On réveille notre commandant, le capitaine et les officiers. Le commandant, armé de sa longue vue de nuit, se frotte les yeux, il regarde, il examine. L’état-major forme un groupe autour de lui, et lui ne cesse de tenir sa lunette fixée sur le prétendu navire découvert par l’aspirant, que pour dire en s’adressant au capitaine de frégate :
— Monsieur le capitaine, faites faire le branle-bas général de combat.
— A moi le pompon ! s’écrie Mathias, c’est moi qui l’ai vu le premier ce navire, et nous allons enfin nous taper !
Long-temps avant que le capitaine eût ordonné au maître d’équipage de donner le coup de sifflet pour transmettre à nos gens l’ordre du commandant, le branle-bas de combat avait commencé.
Les matelots, couchés dans la batterie, montent en double pour porter dans les bastingages, les hamacs dans lesquels ils dormaient comme des souches, une minute auparavant. Les canons sont démarrés, les mèches sont allumées, les fanaux de combat circulent dans les batteries, les mousses vont chercher de la poudre à la sainte-barbe, chacun court se ranger à la place d’honneur qui lui est assignée ; on se croise, on se serre fortement la main en passant ; on se parle à demi-voix pour s’entendre sur ce que l’on a à faire dans ce moment solennel où tout devient sublime à bord d’un vaisseau de guerre ; et, lorsqu’au bout de quelque temps, les officiers se sont placés à leur poste le sabre nu à la main ; que les gabiers se sont élancés dans leurs hunes ; que la garnison s’est alignée sur les passavans pour faire la fusillade ; que les hommes des batteries et des gaillards se sont mis les uns en face des autres le long de leurs canons prêts à tonner, et que les gens de la manœuvre enfin se sont disposés à exécuter les ordres qui leur seront transmis aux sons aigus du sifflet du maître d’équipage et dans le fracas épouvantable de l’action, le capitaine arrive sur le gaillard d’arrière pour dire au commandant perché tranquillement sur son banc de quart :
— Commandant, le branle-bas de combat est fait à bord !

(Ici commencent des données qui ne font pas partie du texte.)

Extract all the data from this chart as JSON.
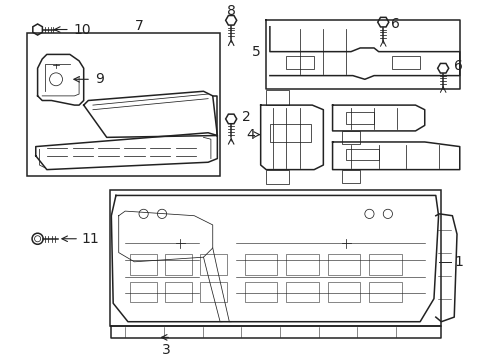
{
  "bg_color": "#ffffff",
  "line_color": "#222222",
  "lw": 1.1,
  "tlw": 0.55,
  "fs": 10
}
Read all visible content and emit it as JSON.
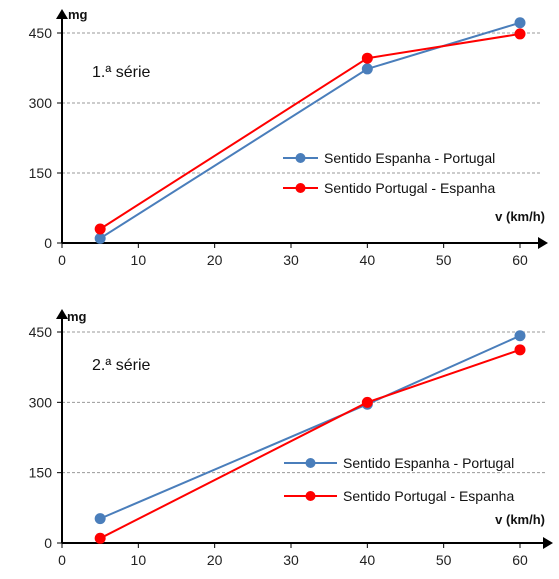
{
  "chart_data": [
    {
      "type": "line",
      "annotation": "1.ª série",
      "xlabel": "v (km/h)",
      "ylabel": "mg",
      "xlim": [
        0,
        60
      ],
      "ylim": [
        0,
        450
      ],
      "xticks": [
        "0",
        "10",
        "20",
        "30",
        "40",
        "50",
        "60"
      ],
      "yticks": [
        "0",
        "150",
        "300",
        "450"
      ],
      "grid": "horizontal dashed",
      "legend": "right",
      "series": [
        {
          "name": "Sentido Espanha - Portugal",
          "color": "#4a7ebb",
          "x": [
            5,
            40,
            60
          ],
          "y": [
            10,
            373,
            472
          ]
        },
        {
          "name": "Sentido Portugal - Espanha",
          "color": "#ff0000",
          "x": [
            5,
            40,
            60
          ],
          "y": [
            30,
            396,
            448
          ]
        }
      ]
    },
    {
      "type": "line",
      "annotation": "2.ª série",
      "xlabel": "v (km/h)",
      "ylabel": "mg",
      "xlim": [
        0,
        60
      ],
      "ylim": [
        0,
        450
      ],
      "xticks": [
        "0",
        "10",
        "20",
        "30",
        "40",
        "50",
        "60"
      ],
      "yticks": [
        "0",
        "150",
        "300",
        "450"
      ],
      "grid": "horizontal dashed",
      "legend": "right",
      "series": [
        {
          "name": "Sentido Espanha - Portugal",
          "color": "#4a7ebb",
          "x": [
            5,
            40,
            60
          ],
          "y": [
            52,
            296,
            442
          ]
        },
        {
          "name": "Sentido Portugal - Espanha",
          "color": "#ff0000",
          "x": [
            5,
            40,
            60
          ],
          "y": [
            10,
            300,
            412
          ]
        }
      ]
    }
  ]
}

C’est la phrase officielle la plus imposante et la plus belle que l’on puisse entendre à bord d’un vaisseau de ligne, tant les mots les plus vulgaires tirent de valeur de la situation où ils sont placés ! Vous figurez-vous une action sur mer, commençant par ce simple avertissement et se terminant au sein du carnage par l’explosion de l’un des deux navires qui s’avancent silencieusement l’un vers l’autre dans ce champ clos sans limites où se livrent ces vastes duels à mort que l’on nomme un combat naval ?
Trois heures encore il nous fallut attendre le jour sans quitter nos postes de combat ; car le calme qui continuait à régner ne nous permettait pas d’approcher assez du navire en vue pour reconnaître sa force et ses intentions. Que de conjectures nous formions à bord pendant ce temps si lent à s’écouler au gré de nos désirs ! Que d’espérances surtout concevaient nos jeunes têtes sur l’événement que le sort nous réservait ! Je gagerais que c’est à une frégate que nous allons avoir affaire, disaient les uns. — Non, pensaient les autres, c’est un vaisseau de la compagnie que nous allons amariner, chargé de piastres et de lingots… Oh ! si ce pouvait être un marchand de boulets de notre force, s’écriaient les jeunes gens, jaloux de signaler pour la première fois leur courage, avec quel plaisir nous lui tâterions les côtes, rien que pour savoir s’il les a aussi dures que nous. Mais le jour ne vient pas, et il semble que le soleil ait oublié de se lever aujourd’hui ! Jamais la nuit n’a été si longue !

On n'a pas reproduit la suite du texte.